Again, Poggio was the pope's secretary during almost the entire first half of the 1400's. You get a real sense here that he calls them like he sees them. I am just beginning to look at this role in the papal entourage and it might offer a lot to my view into the church and its influence and powers throughout Europe in this period of great change. It would be good to have something to set alongside Johann Burchard's look at the Borgia Court as well as the office of the captain-general of the pope.

Poggio and Niccolo Niccoli would search out and trade ancient manuscripts in this period and were both familiar as friends of the de'Medici, both pater patriae Cosimo and Lorenzo his brother. Many a conversation we are assured was shared by these gentlemen of public and private stature at a time that would be looked back with a great deal of ... fondness by self-styled elite cultures and royal courts all over Europe for the duration of the next century. This extended to the very act of trading and the gifting of books.

Still, even these figures that later generations would exalt were not considered nobles in the ordinary understanding of that time. For one thing, they worked for a living. Cosimo and Lorenzo were bankers, one of the most generally detested occupations one could have. Poggio and Niccolo were secretaries, book hunters. Their legacy was what they could make for themselves not what they inherited or choose to add to or spend. But it seems they were well acquainted with those as options for others. 
In a noble, royal or merely patrician family, there were several defining kinds of comparisons, first of all between children. First born and later born. female and male, legitimate and illegitimate, fit for hunting or jousting or marrying but not studies. Part of or cut out. All too often a family could have too many heirs and not enough inheritances to hand around. It was a continual, centuries long, age-old traditional set of cultures that in fact had grown up with so many monasteries and convents: that some of these noble-born children might go into service for the church in some capacity. And there were many several such houses that spread in successive waves over centuries.
But these then in whatever capacity were members of the church and also a member of a noble family, possibly. The vast majority were not.
So this was not where nobility came from. Nobility could be conferred or granted as could knighthood, by royalty, but who knew who else might grant that? The pope?

Words we might associate today with nobility, like dignity, character, even grand notions of leadership might run a close parallel to their use of the word 'nobility'. But what they meant first was just the fact of it. Noble meant bloodlines to them like royalty is understood by us today. Like the House of Windsor in Britain. There are many noble families and members in Britain today. The first season in the hit pbs show Downton Abbey gives a clear view of some of that still remaining in the early 20th century. Yes the Brits still have nobility. The French do not on purpose. The US does not expressly, yet politicians and very wealthy often claim a kind of nobility, if only in the extra degree of respect they retain in their person as office holders. They often get extra security, handlers, secretaries and so on. We call it executive privileges, sometimes, when we have to call it something. 

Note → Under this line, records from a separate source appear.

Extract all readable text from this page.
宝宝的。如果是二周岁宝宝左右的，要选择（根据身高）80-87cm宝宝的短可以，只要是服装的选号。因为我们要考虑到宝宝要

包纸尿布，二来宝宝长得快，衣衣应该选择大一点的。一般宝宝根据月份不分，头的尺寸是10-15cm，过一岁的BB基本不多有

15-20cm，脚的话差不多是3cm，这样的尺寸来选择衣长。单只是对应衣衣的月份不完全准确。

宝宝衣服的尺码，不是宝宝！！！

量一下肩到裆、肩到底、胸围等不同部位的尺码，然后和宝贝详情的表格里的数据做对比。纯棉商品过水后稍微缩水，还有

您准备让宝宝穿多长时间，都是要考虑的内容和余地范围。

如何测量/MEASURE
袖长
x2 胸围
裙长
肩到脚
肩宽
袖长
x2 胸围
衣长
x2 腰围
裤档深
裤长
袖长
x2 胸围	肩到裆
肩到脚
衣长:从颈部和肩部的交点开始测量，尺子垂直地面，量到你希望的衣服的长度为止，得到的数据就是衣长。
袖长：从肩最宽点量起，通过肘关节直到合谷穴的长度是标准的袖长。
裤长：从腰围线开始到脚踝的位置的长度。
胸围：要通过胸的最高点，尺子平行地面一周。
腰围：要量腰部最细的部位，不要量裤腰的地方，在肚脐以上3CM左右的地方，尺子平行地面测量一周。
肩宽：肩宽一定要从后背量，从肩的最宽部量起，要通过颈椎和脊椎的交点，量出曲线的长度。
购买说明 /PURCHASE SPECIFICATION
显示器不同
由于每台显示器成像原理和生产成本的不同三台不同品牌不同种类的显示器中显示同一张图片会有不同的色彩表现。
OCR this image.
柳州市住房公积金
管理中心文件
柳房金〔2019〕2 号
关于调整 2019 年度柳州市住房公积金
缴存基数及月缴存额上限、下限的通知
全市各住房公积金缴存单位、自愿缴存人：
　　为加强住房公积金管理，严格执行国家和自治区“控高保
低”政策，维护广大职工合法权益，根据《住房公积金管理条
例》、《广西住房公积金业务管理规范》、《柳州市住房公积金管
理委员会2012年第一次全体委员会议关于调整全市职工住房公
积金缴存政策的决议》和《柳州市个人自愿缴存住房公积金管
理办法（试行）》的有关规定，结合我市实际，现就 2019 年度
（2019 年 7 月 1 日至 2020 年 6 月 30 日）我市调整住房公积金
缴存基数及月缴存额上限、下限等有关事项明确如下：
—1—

Privilege in today's world means earned benefit, yet even that in entrepreneurial circles is turned into an aspiration, a goal to be achieved. An executive is still understood as being chief decider. Why wouldn't an executive want privileges especially if they feel or are told that they are earned benefits? But like a mercenary in those days, CEO's are more often these days to work under contract, at the behest of shareholders. In those days a mercenary captain did not need to be noble - as they understood it, from the bloodline - though it certainly helped getting your name out there. It was to become rarer in the 1500's and yet was very common, even expected in the 1400's. The chief example of an upstart leader, in the 1400's, Francesco Sforza was partly famous because he did not come from a noble line. He built his reputation on deeds, through acts of merit and good decisions.